Over the last few years I have been surprised to discover that concept mapping are popular tools and approaches used in education and business today. Even in nursing and heath care, concept maps are widely employed. In the way students were at one time taught to create outlines before writing a research paper, students today are taught to create concept maps. This activity is thought to stimulate creativity, help students generate new ideas about a topic, as well as help them to organize their thoughts. Here is an example of a simple sort of concept map activity used in Information Literacy classes:
Computer applications can detect relationships among topics and present these to users in an interactive format or tree structure which can be navigated. They aren’t as beautiful as medieval or renaissance trees, but they require a lot less imagination and effort to make use of them. Like their pre-modern counterparts, they are useful for obtaining a broad overview of a topic. Here is an example of a modern concept map from Credo Reference, which the application dynamically generates based on the reference articles that are stored in its databases:
Grokker, by Groxis, was a similar type of click-and-zoom visual navigation and federated search mapping tool that was very useful both for obtaining an overview of topics and doing more in-depth research.

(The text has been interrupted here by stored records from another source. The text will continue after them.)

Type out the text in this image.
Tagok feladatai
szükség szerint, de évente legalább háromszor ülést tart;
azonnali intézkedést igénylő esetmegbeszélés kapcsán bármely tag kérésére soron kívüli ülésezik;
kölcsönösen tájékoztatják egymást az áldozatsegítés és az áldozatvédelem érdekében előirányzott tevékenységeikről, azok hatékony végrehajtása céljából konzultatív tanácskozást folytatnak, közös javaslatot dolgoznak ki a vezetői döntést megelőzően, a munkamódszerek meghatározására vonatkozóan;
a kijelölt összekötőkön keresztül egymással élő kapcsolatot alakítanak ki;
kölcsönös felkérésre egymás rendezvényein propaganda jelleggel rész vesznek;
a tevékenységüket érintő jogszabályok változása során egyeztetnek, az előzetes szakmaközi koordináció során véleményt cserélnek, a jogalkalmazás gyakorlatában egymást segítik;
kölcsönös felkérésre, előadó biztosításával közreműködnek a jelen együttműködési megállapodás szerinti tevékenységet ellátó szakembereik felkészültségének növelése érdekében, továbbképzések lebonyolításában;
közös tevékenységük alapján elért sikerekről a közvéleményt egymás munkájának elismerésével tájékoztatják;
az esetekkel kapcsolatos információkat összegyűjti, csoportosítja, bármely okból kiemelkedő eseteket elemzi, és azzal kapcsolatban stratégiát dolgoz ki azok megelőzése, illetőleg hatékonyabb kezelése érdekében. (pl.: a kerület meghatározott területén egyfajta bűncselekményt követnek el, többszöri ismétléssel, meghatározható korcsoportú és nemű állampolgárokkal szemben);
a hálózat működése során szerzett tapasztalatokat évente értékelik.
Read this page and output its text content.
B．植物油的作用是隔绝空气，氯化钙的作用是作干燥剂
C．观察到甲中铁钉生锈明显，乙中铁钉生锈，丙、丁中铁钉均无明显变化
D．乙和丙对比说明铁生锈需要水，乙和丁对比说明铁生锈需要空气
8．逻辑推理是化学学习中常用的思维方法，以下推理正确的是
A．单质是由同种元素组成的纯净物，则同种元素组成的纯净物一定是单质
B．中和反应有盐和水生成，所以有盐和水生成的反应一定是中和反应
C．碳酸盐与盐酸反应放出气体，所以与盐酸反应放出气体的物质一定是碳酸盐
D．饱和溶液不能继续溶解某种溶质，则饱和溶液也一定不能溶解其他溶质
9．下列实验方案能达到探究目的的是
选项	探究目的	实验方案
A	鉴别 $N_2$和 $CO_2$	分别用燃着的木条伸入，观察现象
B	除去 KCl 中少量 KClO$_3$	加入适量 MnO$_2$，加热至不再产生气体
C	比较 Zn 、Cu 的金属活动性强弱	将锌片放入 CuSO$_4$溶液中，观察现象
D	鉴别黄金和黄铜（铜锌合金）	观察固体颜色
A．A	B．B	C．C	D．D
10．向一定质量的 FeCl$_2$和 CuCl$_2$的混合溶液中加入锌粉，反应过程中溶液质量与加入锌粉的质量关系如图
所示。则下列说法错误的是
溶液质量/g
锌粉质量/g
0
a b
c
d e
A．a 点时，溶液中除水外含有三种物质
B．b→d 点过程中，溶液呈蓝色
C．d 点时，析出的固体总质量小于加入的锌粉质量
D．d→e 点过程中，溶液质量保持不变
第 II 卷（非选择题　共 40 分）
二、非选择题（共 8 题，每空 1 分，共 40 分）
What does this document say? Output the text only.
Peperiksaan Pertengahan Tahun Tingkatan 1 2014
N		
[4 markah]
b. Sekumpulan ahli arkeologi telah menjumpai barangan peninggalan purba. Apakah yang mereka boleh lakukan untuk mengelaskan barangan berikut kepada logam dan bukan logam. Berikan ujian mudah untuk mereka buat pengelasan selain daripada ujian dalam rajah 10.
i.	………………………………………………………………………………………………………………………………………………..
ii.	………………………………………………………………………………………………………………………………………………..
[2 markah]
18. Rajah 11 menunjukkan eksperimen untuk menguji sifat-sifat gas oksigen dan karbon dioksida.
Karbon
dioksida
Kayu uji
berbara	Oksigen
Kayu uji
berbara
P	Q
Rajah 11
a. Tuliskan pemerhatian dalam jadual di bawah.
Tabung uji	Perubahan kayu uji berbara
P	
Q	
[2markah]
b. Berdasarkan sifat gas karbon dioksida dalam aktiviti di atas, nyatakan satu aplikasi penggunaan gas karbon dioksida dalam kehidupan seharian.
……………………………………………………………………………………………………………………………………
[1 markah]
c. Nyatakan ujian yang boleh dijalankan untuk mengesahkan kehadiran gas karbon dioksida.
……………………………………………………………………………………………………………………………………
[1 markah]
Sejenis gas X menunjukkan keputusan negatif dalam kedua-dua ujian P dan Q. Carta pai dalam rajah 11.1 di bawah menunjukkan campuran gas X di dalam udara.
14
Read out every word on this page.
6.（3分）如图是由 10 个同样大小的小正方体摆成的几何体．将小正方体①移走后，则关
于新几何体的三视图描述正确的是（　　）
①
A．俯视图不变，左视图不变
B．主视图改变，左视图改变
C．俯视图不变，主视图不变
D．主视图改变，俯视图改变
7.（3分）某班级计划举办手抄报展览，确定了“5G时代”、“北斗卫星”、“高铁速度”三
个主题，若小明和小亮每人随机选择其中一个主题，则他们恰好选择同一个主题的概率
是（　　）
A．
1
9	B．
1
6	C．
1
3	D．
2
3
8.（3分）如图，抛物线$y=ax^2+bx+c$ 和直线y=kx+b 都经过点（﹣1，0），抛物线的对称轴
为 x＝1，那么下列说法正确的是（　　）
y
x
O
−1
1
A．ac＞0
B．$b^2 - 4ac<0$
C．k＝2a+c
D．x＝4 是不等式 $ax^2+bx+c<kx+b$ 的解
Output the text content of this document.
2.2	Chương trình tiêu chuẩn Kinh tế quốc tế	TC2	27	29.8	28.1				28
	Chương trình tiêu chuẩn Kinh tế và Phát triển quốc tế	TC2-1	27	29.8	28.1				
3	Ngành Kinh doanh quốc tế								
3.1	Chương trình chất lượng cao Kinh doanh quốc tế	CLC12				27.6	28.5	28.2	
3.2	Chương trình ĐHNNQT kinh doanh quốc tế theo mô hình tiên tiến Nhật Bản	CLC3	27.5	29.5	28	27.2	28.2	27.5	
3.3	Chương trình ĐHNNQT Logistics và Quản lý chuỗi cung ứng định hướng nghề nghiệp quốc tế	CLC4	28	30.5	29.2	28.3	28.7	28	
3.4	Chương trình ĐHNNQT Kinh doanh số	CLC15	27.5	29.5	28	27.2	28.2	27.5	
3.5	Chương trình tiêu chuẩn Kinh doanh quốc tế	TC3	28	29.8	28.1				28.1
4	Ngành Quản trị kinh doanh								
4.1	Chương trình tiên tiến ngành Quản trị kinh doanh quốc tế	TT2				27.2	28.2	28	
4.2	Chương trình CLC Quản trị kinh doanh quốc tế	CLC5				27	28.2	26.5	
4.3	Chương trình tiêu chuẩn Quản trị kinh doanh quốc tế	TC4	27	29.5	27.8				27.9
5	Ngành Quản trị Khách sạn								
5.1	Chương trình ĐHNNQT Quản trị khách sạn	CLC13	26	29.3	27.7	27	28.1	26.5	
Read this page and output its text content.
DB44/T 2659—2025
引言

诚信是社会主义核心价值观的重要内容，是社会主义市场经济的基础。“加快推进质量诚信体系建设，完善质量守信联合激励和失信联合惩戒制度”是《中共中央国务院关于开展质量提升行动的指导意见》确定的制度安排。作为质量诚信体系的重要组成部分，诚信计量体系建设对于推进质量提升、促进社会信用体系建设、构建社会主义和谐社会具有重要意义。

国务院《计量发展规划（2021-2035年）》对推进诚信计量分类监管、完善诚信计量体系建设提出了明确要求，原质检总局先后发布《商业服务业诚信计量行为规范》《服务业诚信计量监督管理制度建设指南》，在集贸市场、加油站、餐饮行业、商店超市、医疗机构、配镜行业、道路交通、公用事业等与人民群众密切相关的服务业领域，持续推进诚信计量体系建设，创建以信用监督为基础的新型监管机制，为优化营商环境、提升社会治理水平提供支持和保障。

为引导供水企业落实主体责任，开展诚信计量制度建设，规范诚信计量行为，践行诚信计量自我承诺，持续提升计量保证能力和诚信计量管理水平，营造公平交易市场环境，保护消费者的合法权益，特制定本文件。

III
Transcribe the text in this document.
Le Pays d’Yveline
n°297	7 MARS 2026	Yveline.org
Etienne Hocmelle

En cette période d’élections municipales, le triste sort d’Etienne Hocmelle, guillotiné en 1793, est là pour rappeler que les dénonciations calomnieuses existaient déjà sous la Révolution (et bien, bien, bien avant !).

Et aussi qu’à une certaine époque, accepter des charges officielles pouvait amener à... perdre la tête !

Depending on the topic and the target databases selected, it could allow the user to potentially drill down several levels to get to articles of greater specificity. Circles represented document clusters, and documents were represented by page icons. It was based on the metadata returned from the contents of hundreds of full-text databases and online repositories. It would automatically cluster and categorically label documents returned from various sources. It was very smart, capable of disambiguation (e.g., Paris Hilton from the Hilton in Paris). Despite having its technology embedded in EBSCO and Gale’s visual search tools, the company closed suddenly in 2009. Here’s an illustration of Grokker I pulled off the web: I’ve noticed that many library database vendors are now coming out with new visual search interfaces, but none of them are as good as Grokker (I was an employee at Groxis, but I can honestly say it was far better than other federated search or visual search tools for libraries, and especially in the years it flourished, from 2003-2009). At my institution, tools like Credo’s concept map help keep students engaged during a presentation (it has a big COOL factor), but, unlike Grokker, they are of limited research value for scholar in part because it reveals only the underlying structure of the Credo tool, rather than revealing any truth or insight into reality.